US airline stocks 'took a beating' in 2011


Airlines for America (A4A) chief economist John Heimlich is taking little comfort from the fact that US airlines were profitable for the second consecutive year in 2011. He points out that net profit margin was only 0.3% despite a strong revenue performance and carriers placing increasing emphasis on controlling nonfuel costs.

Whether Wall Street is impressed enough with airlines' newfound profitability to end its aversion to the industry is one way to gauge US carriers' health, and 2011's stock performance was nothing to boast about.

"The stocks took a beating last year with three exceptions," Heimlich told reporters during a Tuesday briefing in Washington. Spirit Airlines, which launched an IPO last year, saw its stock price rise 35% in 2011, he said. Alaska Air Group's stock was 32.5% higher year-over-year on Dec. 31 and Allegiant Air's stock increased 8.3%. But the rest of the US airlines saw their stocks lose altitude despite last year's profitability.

Bankrupt American Airlines' stock price plunged 95.5% in 2011 while US Airways' stock dipped 49.4%, Delta Air Lines fell 35.8%, Southwest Airlines dropped 33.9% and United Continental Holdings sank 20.8%. JetBlue Airways' stock fell 21.3% and Hawaiian Airlines dropped 26%.

Heimlich noted that the value of Starbucks, in terms of equity market capitalization, is $36.3 billion, more than the entire US airline industry combined ($30.7 billion).
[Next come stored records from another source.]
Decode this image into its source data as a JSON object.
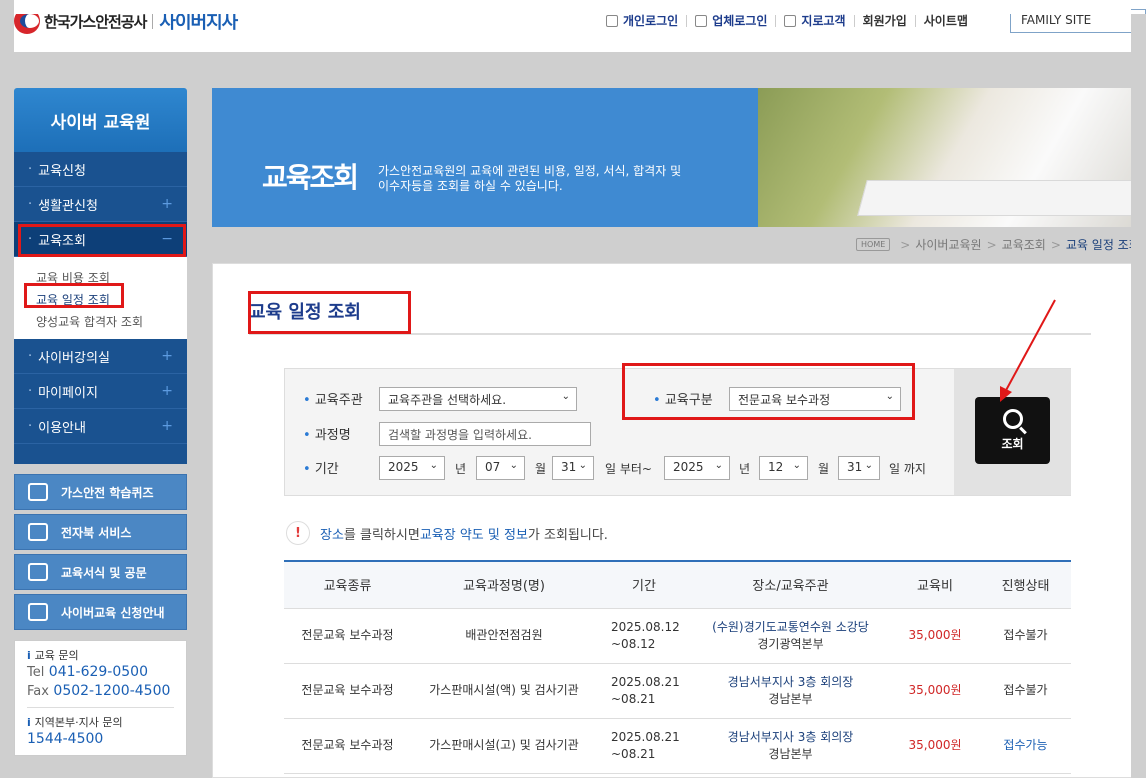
{
  "header": {
    "logo_name": "한국가스안전공사",
    "logo_sub": "사이버지사",
    "nav": [
      "개인로그인",
      "업체로그인",
      "지로고객",
      "회원가입",
      "사이트맵"
    ],
    "family_site": "FAMILY SITE"
  },
  "sidebar": {
    "title": "사이버 교육원",
    "items": [
      {
        "label": "교육신청",
        "plus": ""
      },
      {
        "label": "생활관신청",
        "plus": "+"
      },
      {
        "label": "교육조회",
        "plus": "−"
      },
      {
        "label": "사이버강의실",
        "plus": "+"
      },
      {
        "label": "마이페이지",
        "plus": "+"
      },
      {
        "label": "이용안내",
        "plus": "+"
      }
    ],
    "sub_items": [
      "교육 비용 조회",
      "교육 일정 조회",
      "양성교육 합격자 조회"
    ],
    "quick": [
      "가스안전 학습퀴즈",
      "전자북 서비스",
      "교육서식 및 공문",
      "사이버교육 신청안내"
    ],
    "contact": {
      "edu_label": "교육 문의",
      "tel_pre": "Tel",
      "tel": "041-629-0500",
      "fax_pre": "Fax",
      "fax": "0502-1200-4500",
      "branch_label": "지역본부·지사 문의",
      "branch_tel": "1544-4500"
    }
  },
  "banner": {
    "title": "교육조회",
    "desc": "가스안전교육원의 교육에 관련된 비용, 일정, 서식, 합격자 및 이수자등을 조회를 하실 수 있습니다."
  },
  "breadcrumb": {
    "home": "HOME",
    "items": [
      "사이버교육원",
      "교육조회",
      "교육 일정 조회"
    ],
    "sep": ">"
  },
  "page": {
    "title": "교육 일정 조회"
  },
  "search": {
    "org_label": "교육주관",
    "org_value": "교육주관을 선택하세요.",
    "type_label": "교육구분",
    "type_value": "전문교육 보수과정",
    "course_label": "과정명",
    "course_placeholder": "검색할 과정명을 입력하세요.",
    "period_label": "기간",
    "start_year": "2025",
    "start_month": "07",
    "start_day": "31",
    "end_year": "2025",
    "end_month": "12",
    "end_day": "31",
    "unit_year": "년",
    "unit_month": "월",
    "unit_day_from": "일 부터~",
    "unit_day_to": "일 까지",
    "button": "조회"
  },
  "notice": {
    "icon": "!",
    "part1": "장소",
    "part2": "를 클릭하시면 ",
    "part3": "교육장 약도 및 정보",
    "part4": "가 조회됩니다."
  },
  "table": {
    "headers": [
      "교육종류",
      "교육과정명(명)",
      "기간",
      "장소/교육주관",
      "교육비",
      "진행상태"
    ],
    "rows": [
      {
        "type": "전문교육 보수과정",
        "course": "배관안전점검원",
        "date1": "2025.08.12",
        "date2": "~08.12",
        "place": "(수원)경기도교통연수원 소강당",
        "org": "경기광역본부",
        "fee": "35,000원",
        "status": "접수불가",
        "ok": false
      },
      {
        "type": "전문교육 보수과정",
        "course": "가스판매시설(액) 및 검사기관",
        "date1": "2025.08.21",
        "date2": "~08.21",
        "place": "경남서부지사 3층 회의장",
        "org": "경남본부",
        "fee": "35,000원",
        "status": "접수불가",
        "ok": false
      },
      {
        "type": "전문교육 보수과정",
        "course": "가스판매시설(고) 및 검사기관",
        "date1": "2025.08.21",
        "date2": "~08.21",
        "place": "경남서부지사 3층 회의장",
        "org": "경남본부",
        "fee": "35,000원",
        "status": "접수가능",
        "ok": true
      }
    ]
  },
  "colors": {
    "accent": "#1a5fb4",
    "highlight": "#e01818",
    "price": "#d02727"
  }
}
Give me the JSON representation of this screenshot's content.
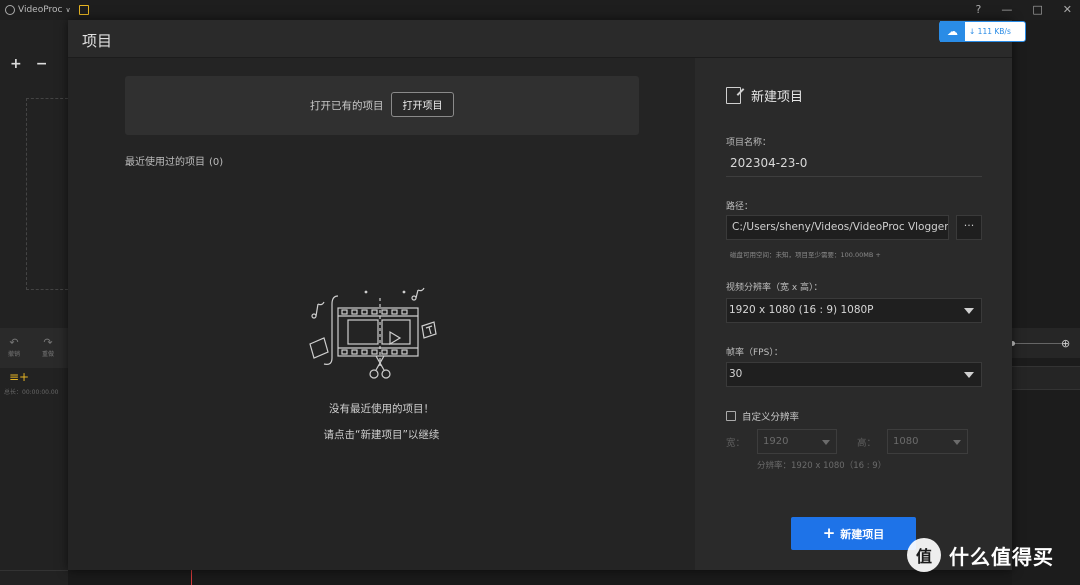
{
  "app": {
    "name": "VideoProc",
    "window_controls": [
      "?",
      "—",
      "□",
      "✕"
    ]
  },
  "left_rail": {
    "add": "+",
    "remove": "−",
    "undo_label": "撤销",
    "redo_label": "重做",
    "time": "总长：00:00:00.00"
  },
  "modal": {
    "title": "项目",
    "open_existing_label": "打开已有的项目",
    "open_button": "打开项目",
    "recent_title": "最近使用过的项目",
    "recent_count": "(0)",
    "empty_line1": "没有最近使用的项目！",
    "empty_line2": "请点击“新建项目”以继续"
  },
  "new_project": {
    "header": "新建项目",
    "name_label": "项目名称：",
    "name_value": "202304-23-0",
    "path_label": "路径：",
    "path_value": "C:/Users/sheny/Videos/VideoProc Vlogger/Projects",
    "path_button": "···",
    "disk_info": "磁盘可用空间：未知，项目至少需要：100.00MB +",
    "resolution_label": "视频分辨率（宽 x 高）：",
    "resolution_value": "1920 x 1080   (16 : 9)   1080P",
    "fps_label": "帧率（FPS）：",
    "fps_value": "30",
    "custom_res_label": "自定义分辨率",
    "width_label": "宽：",
    "width_value": "1920",
    "height_label": "高：",
    "height_value": "1080",
    "res_hint": "分辨率：1920 x 1080（16 : 9）",
    "create_button": "新建项目"
  },
  "speed_widget": {
    "speed": "111 KB/s"
  },
  "watermark": {
    "logo_text": "值",
    "text": "什么值得买"
  },
  "colors": {
    "accent": "#1e73e8",
    "save_icon": "#e6b422",
    "playhead": "#d23a3a"
  }
}
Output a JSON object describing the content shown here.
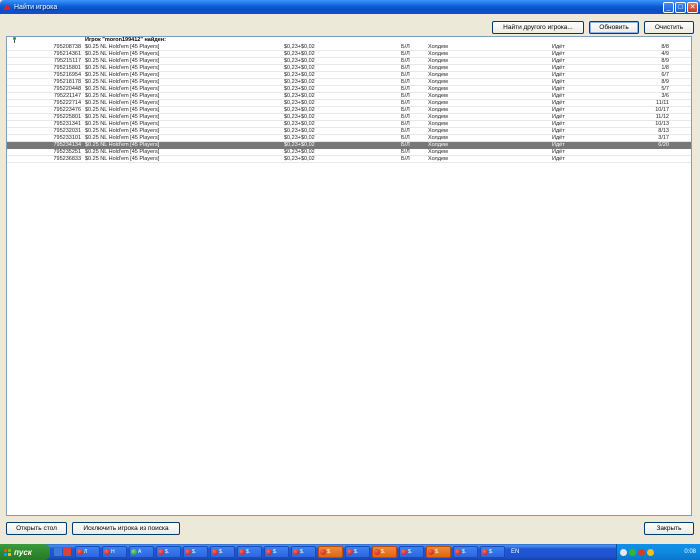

For some perspective, Microsoft and Apple are valued at $263.1 billion and $490.2 billion, respectively.

Of course, an 0.3% profit margin (2% excluding American), as modest as it may be, is a marked improvement over the US airline industry's average profit margin of negative 6.3% from 2001-2009. A4A president and CEO Nicholas Calio conceded that US airlines had a "lousy business model" during that period, often "flying domestic passengers for less than cost."

He said it is important for airlines to convey to passengers the value of the service being provided, something the industry has failed to do in the past: "We do have to make people understand, 'This is what you pay to fly'… People think they can just go anywhere at any time."